1.2. O paradigma indiciário

Minha busca pela compreensão de formas específicas de um pequeno grupo de professoras interagir com uma proposta, ou reagir a uma interferência, assume que essa compreensão não é necessariamente “generalizável”, aplicável a todos ou a outros grupos, implicando uma forma de pesquisa que se aproxima do estudo de caso (STAKE, 1995).

O paradigma indiciário, a meu ver, oferece um forte respaldo a estudos de realidades particulares, onde manifestações singulares podem abrir frestas para a compreensão de processos complexos. Para reforçar esse argumento, apresentarei a seguir alguns elementos do paradigma indiciário.

Discutido por Ginzburg (1989) no texto “Sinais. Raízes de um paradigma indiciário”, esse paradigma “emerge silenciosamente no âmbito das ciências humanas” (p.143), no final do século XIX, consolidando formas de saber amplamente utilizadas nas mais diferentes esferas da atividade humana, desde que assim puderam ser caracterizadas, encontrando seu mais antigo representante na figura do caçador, agachado, interpretando pegadas na lama deixadas por sua presa.

Ginzburg caracteriza o paradigma indiciário a partir da aproximação de formas de conhecimento de três atividades diferentes: do perito de arte, do detetive e do psicanalista.

Inicialmente, o autor descreve o método empregado por Morelli, contido numa série de artigos sobre pintura italiana, publicados em alemão entre 1874 e 1876. O método usado por Morelli para a atribuição de quadros se baseava na análise minuciosa dos aspectos mais negligenciáveis presentes nas obras de cada pintor, em oposição à análise dos traços mais característicos da escola à qual pertencia, portanto mais facilmente imitáveis. Procedendo dessa forma, catalogou pormenores de obras normalmente esquecidos pelos peritos, tais como formas das unhas, formas dos dedos das mãos e dos pés e formas das orelhas. O fundamento do método está no fato de que nos traços menos significativos da escola é que transparecem as características individuais presentes no traço do pintor.

A segunda atividade descrita por Ginzburg é a da investigação criminal, na figura de seu mais conhecido representante, Sherlock Holmes, da obra de Arthur Conan Doyle. Fazendo uso de um método fortemente apoiado em pormenores, Holmes reconstitui as ações a partir dos indícios deixados por vítimas e criminosos. Interessante notar, como o faz Ginzburg, que as publicações de Conan Doyle datam do mesmo período das de Morelli, além da proximidade entre os métodos utilizados.

A terceira atividade destacada por Ginzburg, ainda menos transparente e menos material que as anteriores, é a psicanálise, a partir de citações do próprio Freud.
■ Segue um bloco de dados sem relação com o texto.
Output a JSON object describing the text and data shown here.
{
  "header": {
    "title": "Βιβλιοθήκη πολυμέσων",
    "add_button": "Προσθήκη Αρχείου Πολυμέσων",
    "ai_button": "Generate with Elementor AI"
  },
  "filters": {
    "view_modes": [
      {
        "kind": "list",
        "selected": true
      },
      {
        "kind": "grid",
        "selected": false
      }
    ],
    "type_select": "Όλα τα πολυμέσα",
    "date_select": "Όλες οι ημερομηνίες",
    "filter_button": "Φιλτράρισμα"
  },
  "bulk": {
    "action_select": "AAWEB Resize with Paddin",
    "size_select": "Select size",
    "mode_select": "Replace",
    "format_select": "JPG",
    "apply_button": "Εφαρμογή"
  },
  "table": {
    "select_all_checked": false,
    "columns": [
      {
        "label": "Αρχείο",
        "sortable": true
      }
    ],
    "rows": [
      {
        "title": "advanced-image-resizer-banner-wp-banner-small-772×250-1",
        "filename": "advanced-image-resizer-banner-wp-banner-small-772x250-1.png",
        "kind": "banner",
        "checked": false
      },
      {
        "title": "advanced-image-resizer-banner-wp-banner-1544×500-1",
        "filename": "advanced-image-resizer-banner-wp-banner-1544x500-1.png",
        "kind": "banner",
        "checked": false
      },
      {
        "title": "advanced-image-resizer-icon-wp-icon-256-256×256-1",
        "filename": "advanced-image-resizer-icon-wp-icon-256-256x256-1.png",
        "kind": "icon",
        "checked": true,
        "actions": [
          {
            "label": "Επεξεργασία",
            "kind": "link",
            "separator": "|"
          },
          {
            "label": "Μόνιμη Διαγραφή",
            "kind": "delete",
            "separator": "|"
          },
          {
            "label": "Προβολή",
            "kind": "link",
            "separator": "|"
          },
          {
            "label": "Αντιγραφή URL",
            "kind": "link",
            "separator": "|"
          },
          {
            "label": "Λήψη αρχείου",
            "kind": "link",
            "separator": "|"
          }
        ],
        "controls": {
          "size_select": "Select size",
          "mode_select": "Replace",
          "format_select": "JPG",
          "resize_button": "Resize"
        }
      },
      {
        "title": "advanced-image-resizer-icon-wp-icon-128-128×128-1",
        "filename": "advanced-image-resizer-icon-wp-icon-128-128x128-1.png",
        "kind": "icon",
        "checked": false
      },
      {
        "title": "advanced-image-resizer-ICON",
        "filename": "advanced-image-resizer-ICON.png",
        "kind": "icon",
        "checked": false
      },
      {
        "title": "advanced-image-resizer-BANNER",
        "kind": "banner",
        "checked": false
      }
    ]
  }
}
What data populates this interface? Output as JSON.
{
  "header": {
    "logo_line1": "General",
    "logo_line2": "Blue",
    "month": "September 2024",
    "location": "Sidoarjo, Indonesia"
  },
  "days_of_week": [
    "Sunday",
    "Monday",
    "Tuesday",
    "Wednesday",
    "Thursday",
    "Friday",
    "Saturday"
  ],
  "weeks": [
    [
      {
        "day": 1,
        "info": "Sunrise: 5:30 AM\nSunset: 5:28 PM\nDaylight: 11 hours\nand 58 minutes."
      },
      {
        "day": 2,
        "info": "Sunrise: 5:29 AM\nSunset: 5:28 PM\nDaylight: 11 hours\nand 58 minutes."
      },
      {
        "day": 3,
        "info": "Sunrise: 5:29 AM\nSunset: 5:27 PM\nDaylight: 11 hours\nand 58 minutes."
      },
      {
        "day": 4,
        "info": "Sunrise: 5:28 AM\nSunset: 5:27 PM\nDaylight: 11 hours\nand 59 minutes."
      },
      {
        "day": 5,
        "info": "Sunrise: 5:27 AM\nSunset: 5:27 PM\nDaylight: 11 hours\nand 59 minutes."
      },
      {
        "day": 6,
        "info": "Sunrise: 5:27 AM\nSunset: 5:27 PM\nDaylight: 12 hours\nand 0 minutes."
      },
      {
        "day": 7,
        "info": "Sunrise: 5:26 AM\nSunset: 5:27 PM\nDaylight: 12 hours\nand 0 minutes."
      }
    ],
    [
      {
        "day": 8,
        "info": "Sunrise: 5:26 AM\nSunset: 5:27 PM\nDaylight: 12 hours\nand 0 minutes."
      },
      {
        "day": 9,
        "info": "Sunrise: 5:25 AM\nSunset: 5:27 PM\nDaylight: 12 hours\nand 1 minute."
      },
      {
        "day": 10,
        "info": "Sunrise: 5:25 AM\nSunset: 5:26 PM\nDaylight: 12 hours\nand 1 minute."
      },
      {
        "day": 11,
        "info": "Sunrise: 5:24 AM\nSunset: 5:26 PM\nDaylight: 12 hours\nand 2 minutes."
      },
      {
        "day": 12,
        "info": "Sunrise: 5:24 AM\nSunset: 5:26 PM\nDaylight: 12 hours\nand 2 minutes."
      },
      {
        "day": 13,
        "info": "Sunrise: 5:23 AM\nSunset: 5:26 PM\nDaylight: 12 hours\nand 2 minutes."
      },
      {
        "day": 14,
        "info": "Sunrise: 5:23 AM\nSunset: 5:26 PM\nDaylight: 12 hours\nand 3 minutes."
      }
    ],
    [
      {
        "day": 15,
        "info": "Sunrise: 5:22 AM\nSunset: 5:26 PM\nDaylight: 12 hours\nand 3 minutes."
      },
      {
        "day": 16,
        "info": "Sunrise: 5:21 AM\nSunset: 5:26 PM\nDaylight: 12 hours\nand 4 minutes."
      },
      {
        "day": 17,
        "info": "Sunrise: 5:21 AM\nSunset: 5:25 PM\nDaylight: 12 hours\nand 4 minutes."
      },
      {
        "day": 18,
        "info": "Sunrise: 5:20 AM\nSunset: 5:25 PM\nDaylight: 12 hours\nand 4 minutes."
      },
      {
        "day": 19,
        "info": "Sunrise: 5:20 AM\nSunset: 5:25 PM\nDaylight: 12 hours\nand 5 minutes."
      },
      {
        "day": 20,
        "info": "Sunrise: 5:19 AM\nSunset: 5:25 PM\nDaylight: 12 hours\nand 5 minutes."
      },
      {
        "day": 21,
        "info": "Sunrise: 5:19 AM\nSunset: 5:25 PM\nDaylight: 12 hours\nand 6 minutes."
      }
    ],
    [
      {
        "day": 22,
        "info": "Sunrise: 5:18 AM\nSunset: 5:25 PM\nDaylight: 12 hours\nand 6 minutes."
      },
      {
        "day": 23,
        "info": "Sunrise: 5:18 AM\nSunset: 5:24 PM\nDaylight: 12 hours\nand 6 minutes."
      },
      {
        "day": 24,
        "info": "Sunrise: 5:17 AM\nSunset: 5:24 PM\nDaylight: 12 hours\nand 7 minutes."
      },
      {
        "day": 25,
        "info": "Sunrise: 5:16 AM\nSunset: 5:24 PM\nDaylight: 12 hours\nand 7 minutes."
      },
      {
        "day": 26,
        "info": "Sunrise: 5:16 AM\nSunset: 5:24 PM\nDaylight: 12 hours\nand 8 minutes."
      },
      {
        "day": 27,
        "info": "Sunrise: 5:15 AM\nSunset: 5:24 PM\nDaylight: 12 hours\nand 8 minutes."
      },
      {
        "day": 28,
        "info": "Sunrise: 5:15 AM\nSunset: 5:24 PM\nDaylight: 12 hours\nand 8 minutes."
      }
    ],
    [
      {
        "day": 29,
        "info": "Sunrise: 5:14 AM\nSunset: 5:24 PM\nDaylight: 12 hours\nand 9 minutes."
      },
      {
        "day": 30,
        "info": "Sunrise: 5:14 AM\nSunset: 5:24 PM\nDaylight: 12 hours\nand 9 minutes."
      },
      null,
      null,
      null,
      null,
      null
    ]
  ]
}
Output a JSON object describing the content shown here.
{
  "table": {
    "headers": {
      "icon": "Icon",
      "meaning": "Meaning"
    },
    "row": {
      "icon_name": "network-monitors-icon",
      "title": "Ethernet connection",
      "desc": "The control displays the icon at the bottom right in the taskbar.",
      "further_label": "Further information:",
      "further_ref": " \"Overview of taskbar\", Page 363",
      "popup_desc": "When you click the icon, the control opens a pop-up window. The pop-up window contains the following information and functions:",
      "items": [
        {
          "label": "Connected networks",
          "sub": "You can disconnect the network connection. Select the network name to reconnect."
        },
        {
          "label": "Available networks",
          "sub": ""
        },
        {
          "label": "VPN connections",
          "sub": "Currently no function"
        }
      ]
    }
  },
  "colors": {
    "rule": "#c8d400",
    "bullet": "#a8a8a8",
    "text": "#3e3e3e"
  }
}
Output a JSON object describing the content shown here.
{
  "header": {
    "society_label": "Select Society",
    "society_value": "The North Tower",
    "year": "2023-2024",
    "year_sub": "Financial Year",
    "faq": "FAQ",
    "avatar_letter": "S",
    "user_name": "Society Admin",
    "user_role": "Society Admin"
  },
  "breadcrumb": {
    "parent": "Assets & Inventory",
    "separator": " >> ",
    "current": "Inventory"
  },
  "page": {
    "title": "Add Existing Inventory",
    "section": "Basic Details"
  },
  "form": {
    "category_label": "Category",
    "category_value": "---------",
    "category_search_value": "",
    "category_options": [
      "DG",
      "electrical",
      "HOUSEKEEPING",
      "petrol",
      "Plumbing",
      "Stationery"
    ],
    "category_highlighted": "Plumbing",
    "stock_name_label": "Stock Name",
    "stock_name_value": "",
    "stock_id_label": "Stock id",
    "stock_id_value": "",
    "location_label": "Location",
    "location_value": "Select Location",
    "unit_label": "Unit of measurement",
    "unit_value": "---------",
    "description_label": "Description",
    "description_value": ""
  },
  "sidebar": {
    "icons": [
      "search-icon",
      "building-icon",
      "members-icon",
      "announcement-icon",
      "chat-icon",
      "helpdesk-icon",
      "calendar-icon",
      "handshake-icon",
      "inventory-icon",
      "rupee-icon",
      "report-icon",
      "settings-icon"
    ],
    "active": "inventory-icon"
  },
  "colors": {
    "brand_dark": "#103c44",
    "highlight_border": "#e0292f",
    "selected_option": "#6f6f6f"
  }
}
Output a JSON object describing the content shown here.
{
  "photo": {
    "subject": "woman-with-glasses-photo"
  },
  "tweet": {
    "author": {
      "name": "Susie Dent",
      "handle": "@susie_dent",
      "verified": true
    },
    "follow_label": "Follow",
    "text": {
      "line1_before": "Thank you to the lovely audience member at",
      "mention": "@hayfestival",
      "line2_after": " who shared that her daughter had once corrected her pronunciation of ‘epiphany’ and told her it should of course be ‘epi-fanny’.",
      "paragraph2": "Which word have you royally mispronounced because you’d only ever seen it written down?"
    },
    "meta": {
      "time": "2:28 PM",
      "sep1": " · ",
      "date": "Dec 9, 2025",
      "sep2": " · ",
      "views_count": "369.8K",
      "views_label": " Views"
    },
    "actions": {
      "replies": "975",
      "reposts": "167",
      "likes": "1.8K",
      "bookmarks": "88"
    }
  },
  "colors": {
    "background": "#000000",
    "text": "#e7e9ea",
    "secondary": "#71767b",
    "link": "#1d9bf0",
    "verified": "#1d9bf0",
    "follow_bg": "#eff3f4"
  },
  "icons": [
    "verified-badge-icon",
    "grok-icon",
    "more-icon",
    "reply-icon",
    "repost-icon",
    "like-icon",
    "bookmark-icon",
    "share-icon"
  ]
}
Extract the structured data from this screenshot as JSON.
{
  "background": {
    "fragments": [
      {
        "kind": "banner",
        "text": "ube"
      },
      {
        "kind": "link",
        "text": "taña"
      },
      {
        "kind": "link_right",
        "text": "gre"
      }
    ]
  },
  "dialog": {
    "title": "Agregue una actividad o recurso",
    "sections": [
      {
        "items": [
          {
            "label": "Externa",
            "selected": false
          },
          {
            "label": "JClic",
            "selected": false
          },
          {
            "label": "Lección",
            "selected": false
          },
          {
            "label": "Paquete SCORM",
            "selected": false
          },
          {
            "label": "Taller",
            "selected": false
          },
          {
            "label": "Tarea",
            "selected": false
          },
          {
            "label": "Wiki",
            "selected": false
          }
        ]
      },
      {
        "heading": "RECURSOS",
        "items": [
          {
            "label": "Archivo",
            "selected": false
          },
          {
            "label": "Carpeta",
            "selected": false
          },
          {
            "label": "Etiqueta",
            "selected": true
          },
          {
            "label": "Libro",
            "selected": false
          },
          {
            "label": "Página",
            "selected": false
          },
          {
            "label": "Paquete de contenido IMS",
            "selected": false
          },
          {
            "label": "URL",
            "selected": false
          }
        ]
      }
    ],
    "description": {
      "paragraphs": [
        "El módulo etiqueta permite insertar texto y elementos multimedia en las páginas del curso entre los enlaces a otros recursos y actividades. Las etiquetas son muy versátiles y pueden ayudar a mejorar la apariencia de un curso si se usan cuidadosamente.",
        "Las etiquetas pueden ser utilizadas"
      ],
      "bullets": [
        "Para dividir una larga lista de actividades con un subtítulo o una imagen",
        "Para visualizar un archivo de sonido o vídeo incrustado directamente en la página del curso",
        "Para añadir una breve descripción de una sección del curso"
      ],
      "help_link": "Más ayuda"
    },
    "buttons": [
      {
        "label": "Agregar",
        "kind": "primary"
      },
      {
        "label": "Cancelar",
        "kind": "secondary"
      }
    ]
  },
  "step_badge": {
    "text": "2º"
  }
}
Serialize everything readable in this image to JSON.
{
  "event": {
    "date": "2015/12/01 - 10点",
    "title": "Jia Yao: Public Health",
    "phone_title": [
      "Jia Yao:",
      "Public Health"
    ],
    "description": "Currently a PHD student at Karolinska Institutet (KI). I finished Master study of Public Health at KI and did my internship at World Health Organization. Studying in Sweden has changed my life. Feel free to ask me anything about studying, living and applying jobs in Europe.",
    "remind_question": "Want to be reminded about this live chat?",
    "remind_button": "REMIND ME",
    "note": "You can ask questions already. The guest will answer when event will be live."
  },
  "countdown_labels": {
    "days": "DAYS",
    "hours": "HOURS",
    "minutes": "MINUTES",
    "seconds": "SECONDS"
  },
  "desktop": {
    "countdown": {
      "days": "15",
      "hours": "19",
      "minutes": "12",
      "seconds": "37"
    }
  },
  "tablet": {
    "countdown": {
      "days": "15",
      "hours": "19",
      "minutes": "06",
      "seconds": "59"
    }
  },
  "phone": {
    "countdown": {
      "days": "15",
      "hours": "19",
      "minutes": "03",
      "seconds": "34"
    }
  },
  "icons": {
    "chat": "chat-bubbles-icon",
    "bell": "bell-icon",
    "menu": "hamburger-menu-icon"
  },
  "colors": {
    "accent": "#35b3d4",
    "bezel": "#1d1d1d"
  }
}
Conforme mostra o autor, Freud faz referência aos trabalhos de Morelli, dando a ver os modos como o método empregado por este influenciaram a psicanálise, desde sua origem.

Passemos agora aos traços comuns a essas três atividades, no que diz respeito ao método e valorização dos indícios, a partir dos quais Ginzburg sintetiza o que pode ser chamada de essência do paradigma indiciário.

O ponto mais importante do paradigma indiciário é, sem dúvida, a valorização dos pormenores, comumente negligenciáveis, mas que se revelam indícios que permitem construir uma explicação sobre o objeto em estudo. Porém, o indício não é tratado como elemento isolado, mas sim como peça essencial para a decifração da realidade em sua totalidade.

O segundo ponto importante do paradigma indiciário é a valorização do individual, característica essa que o coloca em oposição ao modelo de conhecimento orientado apenas pelas regularidades e pela busca do universal, que, nas ciências humanas, encontra sérias limitações. Contrariando o princípio básico das ciências tradicionais, segundo o qual “do que é individual não se pode falar”, ele busca o conhecimento no único, no indireto, no indiciário, no conjetural. Para fenômenos que escapam à regularidade, considerando a impossibilidade de reproduzir as causas, resta como único caminho o de inferi-las a partir de seus efeitos.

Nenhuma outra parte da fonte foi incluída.